C’est ce qui était inscrit dans un manuel d’instruction militaire top secret préconisant l’emploi de méthodes comme le terrorisme pour combattre le communisme. Après avoir pris en compte toutes ces manipulations extérieures dans des buts politiques servant les intérêts des États-Unis en guerre froide, nous pouvons mieux aborder l’affaire Mohamed Merah, soupçonné d’être manipulé par les renseignements généraux français. Cette affaire qui a débouché vers une bifurcation politique et idéologique à la fois curieuse et attendue, radicalement pro-israélienne et cherchant une justification aux yeux du monde du sionisme, qu’on peut déduire en regardant le discours de Benyamin Netanyahu venu à Toulouse prêcher classiquement la survie d’Israël, où il a fait entre autres le lien entre Merah et la Shoah : « Les Nazis ont tué sur le sol européen plus d’un million d’enfants juifs. Et ici en 2012, à Toulouse, un assassin qui était animé par la même haine a assassiné trois enfants juifs et leur père ».
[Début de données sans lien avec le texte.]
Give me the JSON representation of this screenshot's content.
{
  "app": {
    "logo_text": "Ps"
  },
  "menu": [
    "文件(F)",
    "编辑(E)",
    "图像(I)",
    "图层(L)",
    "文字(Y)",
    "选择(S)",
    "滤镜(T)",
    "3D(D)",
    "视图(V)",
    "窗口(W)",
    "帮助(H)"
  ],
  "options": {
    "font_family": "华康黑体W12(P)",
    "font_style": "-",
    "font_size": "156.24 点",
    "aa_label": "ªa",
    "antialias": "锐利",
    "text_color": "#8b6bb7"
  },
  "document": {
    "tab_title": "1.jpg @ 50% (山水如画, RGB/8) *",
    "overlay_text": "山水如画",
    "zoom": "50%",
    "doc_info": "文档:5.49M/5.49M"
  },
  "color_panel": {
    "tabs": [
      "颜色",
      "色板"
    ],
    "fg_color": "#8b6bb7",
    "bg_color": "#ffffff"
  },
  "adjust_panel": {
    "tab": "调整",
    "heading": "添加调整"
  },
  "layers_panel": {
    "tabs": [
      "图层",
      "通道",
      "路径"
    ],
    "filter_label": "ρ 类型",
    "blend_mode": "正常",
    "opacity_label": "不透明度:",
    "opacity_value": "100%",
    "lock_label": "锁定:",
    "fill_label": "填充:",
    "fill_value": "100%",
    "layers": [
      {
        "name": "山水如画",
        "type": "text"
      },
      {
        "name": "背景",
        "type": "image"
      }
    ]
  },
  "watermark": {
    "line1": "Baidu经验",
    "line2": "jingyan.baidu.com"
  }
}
On peut aussi les déduire dans les propos en off d’un François Hollande flegmatiquement agacé, rapportés par le Canard enchaîné après le discours de Netanyahu auquel il avait assisté : « Netanyahu était venu faire campagne en France, on le savait. Son déplacement était prévu en deux temps à Toulouse : recueillement puis discours. Comme j’étais là, il a un peu resserré son discours. Mais ce n’était pas bien de transformer cette cérémonie en meeting électoral. »

Monter différentes communautés d’une population les uns contre les autres pour servir les intérêts du sionisme : voilà un but qu’on pourrait déduire de tout ce qui se passe aujourd’hui en Europe avec la montée du racisme antimusulman, et en Tunisie et en Égypte avec le faux problème islam vs laïcité.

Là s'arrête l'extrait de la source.